Le dossier thématique consacré à l’exposition sur le site du musée du Louvre.


Photographies issues de Connaissance des Arts n°681 :
1. Temple d'Apedemak (à gauche) et "kiosque romain" à Naga, Ier siècle.
2. Temple d'Apedemak à Moussawarat es-Soufra, défilé des dieux sur le mur extérieur, IIIe siècle av. J.-C.

mercredi 25 août 2010

Méroé, un royaume sous le sable

1.
Ce qu’il reste de Méroé, c’est ce nom grec, transcription approximative mais euphonique du Medewe méroïte, qui désigne un territoire mouvant selon que l’on parle de la cité royale, du territoire qui l’entourait – la fameuse « île de Méroé », entre le Nil blanc, l’Atbara et le Nil bleu – ou du royaume dont elle était le centre, du IIIe siècle avant J.-C. au IVe siècle de notre ère.

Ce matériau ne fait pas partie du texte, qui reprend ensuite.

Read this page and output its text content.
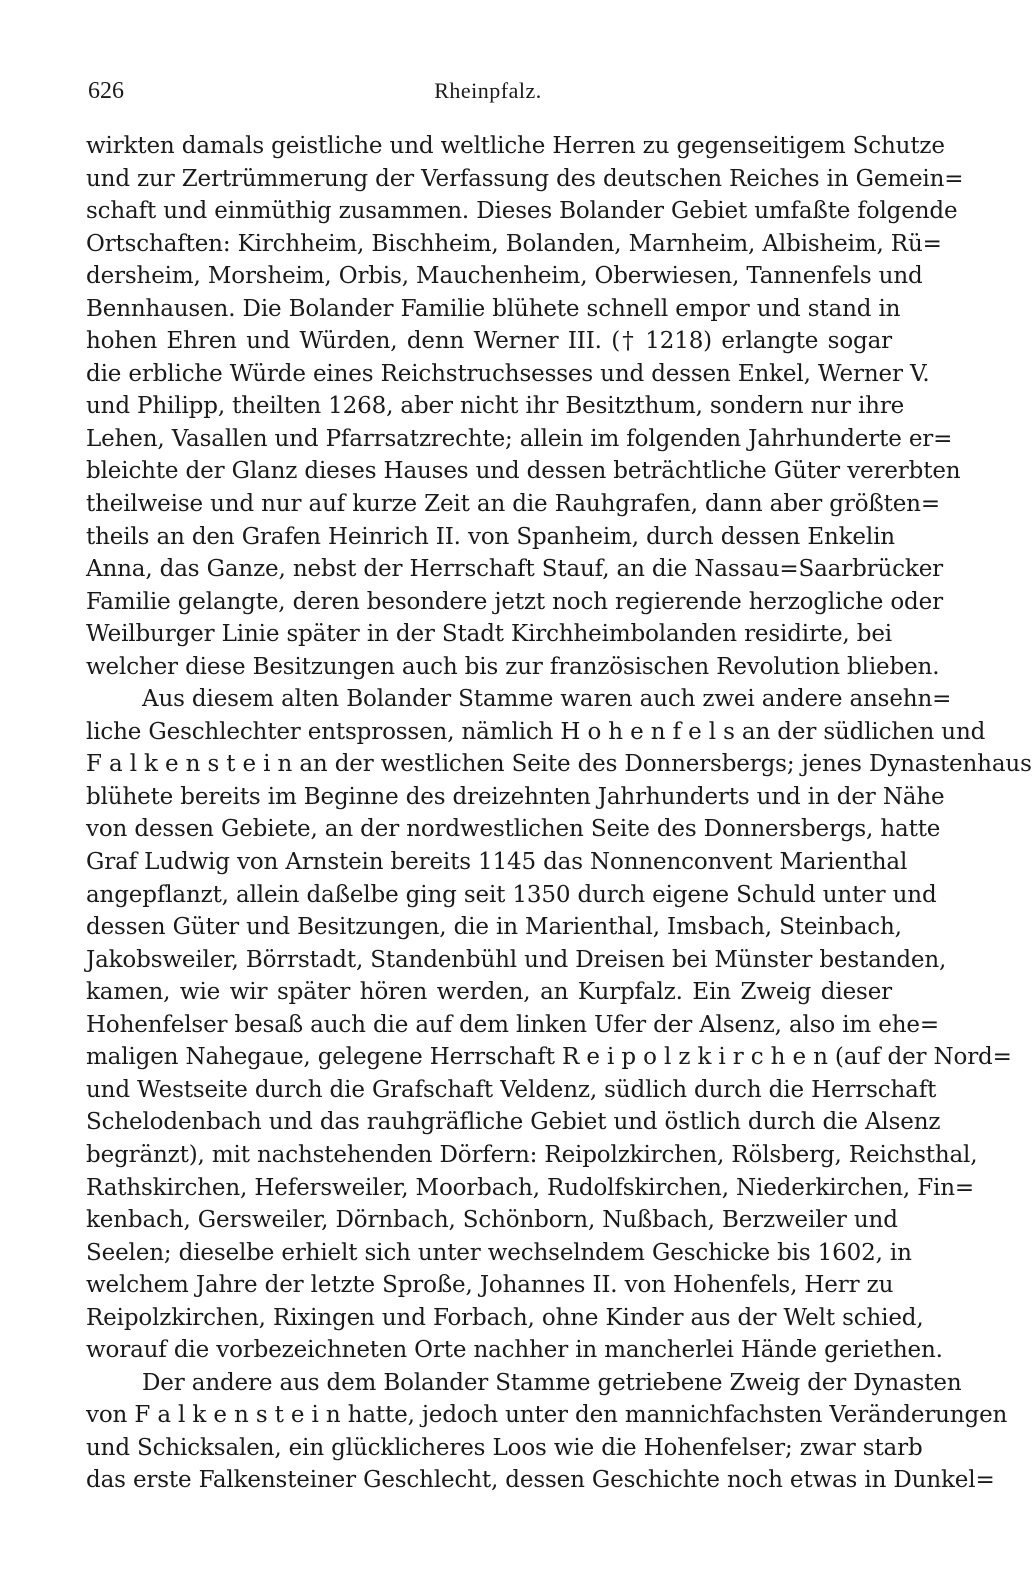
626	Rheinpfalz.
wirkten damals geistliche und weltliche Herren zu gegenseitigem Schutze
und zur Zertrümmerung der Verfassung des deutschen Reiches in Gemein=
schaft und einmüthig zusammen. Dieses Bolander Gebiet umfaßte folgende
Ortschaften: Kirchheim, Bischheim, Bolanden, Marnheim, Albisheim, Rü=
dersheim, Morsheim, Orbis, Mauchenheim, Oberwiesen, Tannenfels und
Bennhausen. Die Bolander Familie blühete schnell empor und stand in
hohen Ehren und Würden, denn Werner III. († 1218) erlangte sogar
die erbliche Würde eines Reichstruchsesses und dessen Enkel, Werner V.
und Philipp, theilten 1268, aber nicht ihr Besitzthum, sondern nur ihre
Lehen, Vasallen und Pfarrsatzrechte; allein im folgenden Jahrhunderte er=
bleichte der Glanz dieses Hauses und dessen beträchtliche Güter vererbten
theilweise und nur auf kurze Zeit an die Rauhgrafen, dann aber größten=
theils an den Grafen Heinrich II. von Spanheim, durch dessen Enkelin
Anna, das Ganze, nebst der Herrschaft Stauf, an die Nassau=Saarbrücker
Familie gelangte, deren besondere jetzt noch regierende herzogliche oder
Weilburger Linie später in der Stadt Kirchheimbolanden residirte, bei
welcher diese Besitzungen auch bis zur französischen Revolution blieben.
Aus diesem alten Bolander Stamme waren auch zwei andere ansehn=
liche Geschlechter entsprossen, nämlich H o h e n f e l s an der südlichen und
F a l k e n s t e i n an der westlichen Seite des Donnersbergs; jenes Dynastenhaus
blühete bereits im Beginne des dreizehnten Jahrhunderts und in der Nähe
von dessen Gebiete, an der nordwestlichen Seite des Donnersbergs, hatte
Graf Ludwig von Arnstein bereits 1145 das Nonnenconvent Marienthal
angepflanzt, allein daßelbe ging seit 1350 durch eigene Schuld unter und
dessen Güter und Besitzungen, die in Marienthal, Imsbach, Steinbach,
Jakobsweiler, Börrstadt, Standenbühl und Dreisen bei Münster bestanden,
kamen, wie wir später hören werden, an Kurpfalz. Ein Zweig dieser
Hohenfelser besaß auch die auf dem linken Ufer der Alsenz, also im ehe=
maligen Nahegaue, gelegene Herrschaft R e i p o l z k i r c h e n (auf der Nord=
und Westseite durch die Grafschaft Veldenz, südlich durch die Herrschaft
Schelodenbach und das rauhgräfliche Gebiet und östlich durch die Alsenz
begränzt), mit nachstehenden Dörfern: Reipolzkirchen, Rölsberg, Reichsthal,
Rathskirchen, Hefersweiler, Moorbach, Rudolfskirchen, Niederkirchen, Fin=
kenbach, Gersweiler, Dörnbach, Schönborn, Nußbach, Berzweiler und
Seelen; dieselbe erhielt sich unter wechselndem Geschicke bis 1602, in
welchem Jahre der letzte Sproße, Johannes II. von Hohenfels, Herr zu
Reipolzkirchen, Rixingen und Forbach, ohne Kinder aus der Welt schied,
worauf die vorbezeichneten Orte nachher in mancherlei Hände geriethen.
Der andere aus dem Bolander Stamme getriebene Zweig der Dynasten
von F a l k e n s t e i n hatte, jedoch unter den mannichfachsten Veränderungen
und Schicksalen, ein glücklicheres Loos wie die Hohenfelser; zwar starb
das erste Falkensteiner Geschlecht, dessen Geschichte noch etwas in Dunkel=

C’est ce nom qui, roulant dans ses sonorités un écho d’images exotiques et merveilleuses, de candace borgne tenant tête à l’empereur Auguste, du dieu-lion guerrier Apedemak, de pyramides farouches, aux sommets piquants comme des aiguilles, de cités cachées entre les méandres du Nil, parmi les rochers des cataractes, c’est ce nom donné par l’ennemi qui a préservé Méroé de l’oubli, alors que sur les cartes son nom s’effaçait, que la langue et son écriture disparaissaient, que les routes qui y menaient se perdaient dans le désert ou parmi les acacias.

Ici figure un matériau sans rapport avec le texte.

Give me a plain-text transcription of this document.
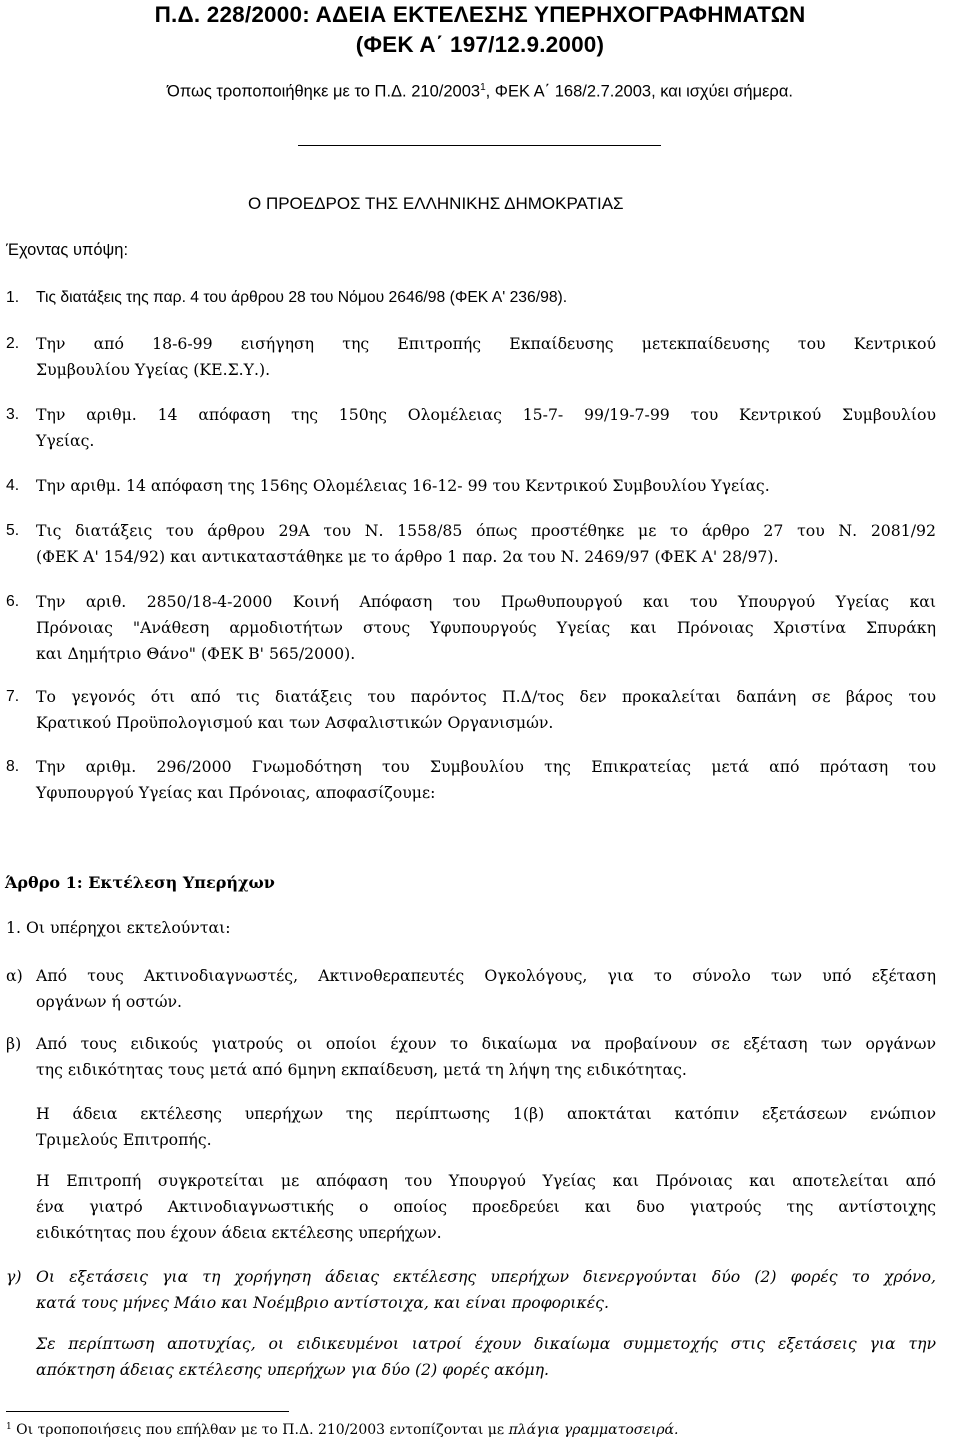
Π.Δ. 228/2000: ΑΔΕΙΑ ΕΚΤΕΛΕΣΗΣ ΥΠΕΡΗΧΟΓΡΑΦΗΜΑΤΩΝ
(ΦΕΚ Α΄ 197/12.9.2000)
Όπως τροποποιήθηκε με το Π.Δ. 210/2003$^1$, ΦΕΚ Α΄ 168/2.7.2003, και ισχύει σήμερα.
Ο ΠΡΟΕΔΡΟΣ ΤΗΣ ΕΛΛΗΝΙΚΗΣ ΔΗΜΟΚΡΑΤΙΑΣ
Έχοντας υπόψη:
1. Τις διατάξεις της παρ. 4 του άρθρου 28 του Νόμου 2646/98 (ΦΕΚ Α' 236/98).
2. Την από 18-6-99 εισήγηση της Επιτροπής Εκπαίδευσης μετεκπαίδευσης του Κεντρικού
Συμβουλίου Υγείας (ΚΕ.Σ.Υ.).
3. Την αριθμ. 14 απόφαση της 150ης Ολομέλειας 15-7- 99/19-7-99 του Κεντρικού Συμβουλίου
Υγείας.
4. Την αριθμ. 14 απόφαση της 156ης Ολομέλειας 16-12- 99 του Κεντρικού Συμβουλίου Υγείας.
5. Τις διατάξεις του άρθρου 29Α του Ν. 1558/85 όπως προστέθηκε με το άρθρο 27 του Ν. 2081/92
(ΦΕΚ Α' 154/92) και αντικαταστάθηκε με το άρθρο 1 παρ. 2α του Ν. 2469/97 (ΦΕΚ Α' 28/97).
6. Την αριθ. 2850/18-4-2000 Κοινή Απόφαση του Πρωθυπουργού και του Υπουργού Υγείας και
Πρόνοιας "Ανάθεση αρμοδιοτήτων στους Υφυπουργούς Υγείας και Πρόνοιας Χριστίνα Σπυράκη
και Δημήτριο Θάνο" (ΦΕΚ Β' 565/2000).
7. Το γεγονός ότι από τις διατάξεις του παρόντος Π.Δ/τος δεν προκαλείται δαπάνη σε βάρος του
Κρατικού Προϋπολογισμού και των Ασφαλιστικών Οργανισμών.
8. Την αριθμ. 296/2000 Γνωμοδότηση του Συμβουλίου της Επικρατείας μετά από πρόταση του
Υφυπουργού Υγείας και Πρόνοιας, αποφασίζουμε:
Άρθρο 1: Εκτέλεση Υπερήχων
1. Οι υπέρηχοι εκτελούνται:
α) Από τους Ακτινοδιαγνωστές, Ακτινοθεραπευτές Ογκολόγους, για το σύνολο των υπό εξέταση
οργάνων ή οστών.
β) Από τους ειδικούς γιατρούς οι οποίοι έχουν το δικαίωμα να προβαίνουν σε εξέταση των οργάνων
της ειδικότητας τους μετά από 6μηνη εκπαίδευση, μετά τη λήψη της ειδικότητας.
Η άδεια εκτέλεσης υπερήχων της περίπτωσης 1(β) αποκτάται κατόπιν εξετάσεων ενώπιον
Τριμελούς Επιτροπής.
Η Επιτροπή συγκροτείται με απόφαση του Υπουργού Υγείας και Πρόνοιας και αποτελείται από
ένα γιατρό Ακτινοδιαγνωστικής ο οποίος προεδρεύει και δυο γιατρούς της αντίστοιχης
ειδικότητας που έχουν άδεια εκτέλεσης υπερήχων.
γ) Οι εξετάσεις για τη χορήγηση άδειας εκτέλεσης υπερήχων διενεργούνται δύο (2) φορές το χρόνο,
κατά τους μήνες Μάιο και Νοέμβριο αντίστοιχα, και είναι προφορικές.
Σε περίπτωση αποτυχίας, οι ειδικευμένοι ιατροί έχουν δικαίωμα συμμετοχής στις εξετάσεις για την
απόκτηση άδειας εκτέλεσης υπερήχων για δύο (2) φορές ακόμη.
$^1$ Οι τροποποιήσεις που επήλθαν με το Π.Δ. 210/2003 εντοπίζονται με πλάγια γραμματοσειρά.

Un nom qui sent la steppe et les bêtes sauvages, l’or, l’ébène et l’ivoire, et plus obsédant encore, les sources du fleuve roi, dispensateur de vie. Comme si découvrir les sources du Nil permettrait de percer un quelconque secret, plusieurs explorateurs en ont remonté le cours, entre herbes vertes et sable jaune, de massifs granitiques en larges vallées fertiles. Chemin faisant, ils ont aperçu à l’horizon le profil aigu des pyramides de Méroé, de ses nécropoles sud et nord. Le premier à s’arrêter, à marcher dans ce mirage et donc à découvrir Méroé, fut Frédéric Caillaud le 25 avril 1822 : « Qu’on se peigne la joie que j’éprouvai en découvrant les sommets d’une foule de pyramides, dont les rayons du soleil, peu élevé encore sur l’horizon, doraient majestueusement les cimes ! Jamais, non jamais, jour plus heureux n’avait lui pour moi ! »


2.
Mais le royaume de Méroé est aussi le dernier chapitre d’une histoire en trois temps, qui court sur plus de trois mille ans. Au début du troisième millénaire, les sources égyptiennes mentionnent un pays de Yam, centré autour de la ville de Kerma, en amont de la troisième cataracte. L’Egypte le combat ensuite au deuxième millénaire sous le nom de pays de Kouch. Les échanges commerciaux et culturels ne s’en poursuivent pas moins, et s’intensifient même au premier millénaire, quand l’Egypte conquiert le territoire nubien jusqu’à la troisième cataracte. Ce phénomène d’acculturation permet aux rois kouchites de revenir sur le devant de la scène au VIIIe siècle avant notre ère : la XXVe dynastie (747-v.656 av. J.-C.), dite des pharaons noirs, se compose de six rois nubiens qui règnent conjointement sur l’Egypte et la Nubie, comme symbolisé fièrement par le double uræus figurant à l’avant de leur coiffe-bonnet. Piânkhy et ses successeurs entendent rétablir l’orthodoxie religieuse et les traditions égyptiennes. Ils introduisent ainsi les pyramides dans les nécropoles nubiennes, ou le tumulus prédominait jusqu’alors. Le culte à Amon revêt dès cette époque une grande importance, qui ne se démentira pas à l’époque méroïtique. Il semblerait qu’Amon sous sa forme criocéphale ait pu être assimilé à un dieu-bélier kouchite, adoré dès la période de Kerma.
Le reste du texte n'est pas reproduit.